Mississippi school choice looks murky
(AP) — It’s unclear whether Mississippi lawmakers will seek to expand charter schools or public subsidies for private schools in the current legislative session, even as proponents held a rally Tuesday to press for action.
House Speaker Philip Gunn and Lt. Gov. Tate Reeves, both Republicans, spoke at the event, where hundreds of students and parents gathered outside the Capitol. Reeves clearly called for more money for an existing program that pays private school tuition for students with special education needs.
“Let the Legislature find the money this year, so kids can go to the best school for them,” Reeves told the rally.
Gunn said he’d consider more funding when lawmakers write budgets later in the session.
“We’ll just have to see what the dollars are,” Gunn told reporters after the event.

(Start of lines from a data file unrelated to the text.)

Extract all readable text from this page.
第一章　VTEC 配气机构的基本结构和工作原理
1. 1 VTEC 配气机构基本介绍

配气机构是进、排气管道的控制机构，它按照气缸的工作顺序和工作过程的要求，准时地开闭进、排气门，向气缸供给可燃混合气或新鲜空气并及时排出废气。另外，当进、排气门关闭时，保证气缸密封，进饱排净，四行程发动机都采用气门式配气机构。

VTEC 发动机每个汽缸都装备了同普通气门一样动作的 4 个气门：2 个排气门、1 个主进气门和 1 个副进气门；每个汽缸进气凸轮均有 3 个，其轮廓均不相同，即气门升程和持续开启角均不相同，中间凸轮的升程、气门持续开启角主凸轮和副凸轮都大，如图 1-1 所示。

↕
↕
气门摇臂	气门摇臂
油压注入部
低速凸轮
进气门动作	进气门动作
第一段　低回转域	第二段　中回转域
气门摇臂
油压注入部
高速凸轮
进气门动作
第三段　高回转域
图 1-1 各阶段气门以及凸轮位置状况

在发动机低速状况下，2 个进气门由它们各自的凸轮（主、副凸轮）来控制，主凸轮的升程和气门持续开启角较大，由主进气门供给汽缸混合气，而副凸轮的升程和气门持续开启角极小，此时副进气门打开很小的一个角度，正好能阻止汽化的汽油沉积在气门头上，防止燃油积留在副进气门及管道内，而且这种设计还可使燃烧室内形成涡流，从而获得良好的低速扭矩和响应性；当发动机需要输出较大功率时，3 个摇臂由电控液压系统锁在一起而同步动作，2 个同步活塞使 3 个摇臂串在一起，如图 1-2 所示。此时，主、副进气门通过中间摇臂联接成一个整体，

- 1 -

Empower Mississippi and other politically conservative groups that are seeking expansions to Mississippi’s options have been highlighting parents and students who have applied for what are called Education Scholarship Accounts but have been waitlisted for lack of money.
Right now, the program gets $3 million a year. Empower Mississippi President Grant Callen said he wants to see all students who qualify get funded. There are no maximum limits on students who get scholarships based on speech-language disabilities or dyslexia to attend a few special schools.
“This was not intended to be a separate line item appropriation that’s a fight every year,” Callen said.
A plan that would have allowed broader use of public money to pay private school tuition for any students died last year in the Senate. Gunn said he would look for Senate action before the House considers a measure.